The lack of randomized control arms in the hydroxychloroquine studies is a problem that the World Health Organization aims to resolve with a trial it calls Solidarity, a multinational, randomized, controlled clinical trial that compares four treatment options against usual care. WHO states that by enrolling patients in one large trial it can facilitate the rapid worldwide comparison of unproven treatments, making it possible to “overcome the risk of multiple small trials not generating the strong evidence needed to determine the relative effectiveness of potential treatments.” But at this point, the cat is out of the bag. By the time those studies are completed, it may be difficult to persuade doctors and patients to stop using drugs they’ve come to believe in even if they turn out to be ineffective or worse.
Fool Us Twice
Perhaps patients should be forgiven for continuing to grasp at unproven remedies for a frightening disease. But what about the physicians and researchers, not to mention politicians, arguing that there is no time for randomized controlled trials? Many hold up Raoult, Zelenko, the Chicago trial, and other poorly designed studies as proof that hydroxychloroquine and remdesivir work. They are, in effect, saying that it’s better to make a decision based on bad studies now than to wait for the results of properly controlled ones. But given that bad studies are as likely to be wrong as right—and probably more likely to be wrong because they typically are biased toward the result desired by the researcher or study sponsor—why bother with a study at all? Why not try anything—prayer, iridology, homeopathy? At least those are less likely than the drugs to cause dangerous side effects.

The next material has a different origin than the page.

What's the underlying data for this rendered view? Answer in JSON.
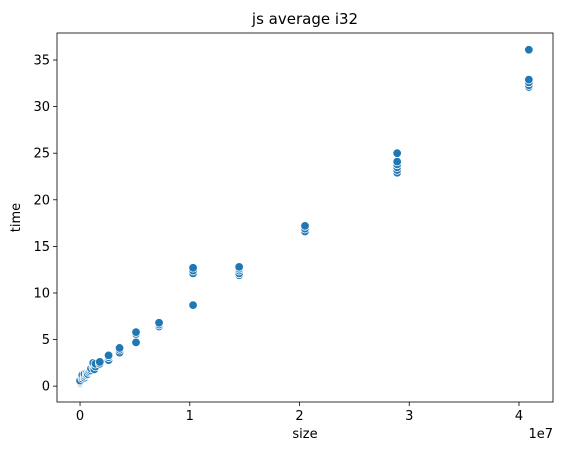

Everyone claims to believe in the importance of science, but far too many voices in this debate lack understanding of what it takes to conduct good science, and of how inexact, halting, biased, and poorly executed much medical science has often been. Indeed, over the past 40 years, many of the procedures, tests, drugs, and medical devices that doctors once believed to be valuable have been abandoned as they proved useless or even deadly.
The rush to offer unproven treatments outside of well-designed clinical studies undermines high-quality science and condemns us to repeat age-old errors. It is inevitable that some people will die while properly controlled clinical trials are run, but in the end, far fewer may succumb than if early attempts at treatment are based on studies that fail to meet even the most rudimentary standards of scientific rigor. The first rule of a good clinical trial is to establish an appropriate control group. It was the only thing that persuaded doctors to abandon bloodletting. If we don’t follow that rule now, SARS-CoV-2 or another novel virus will roll around again, and we will still have no effective medicines to treat it.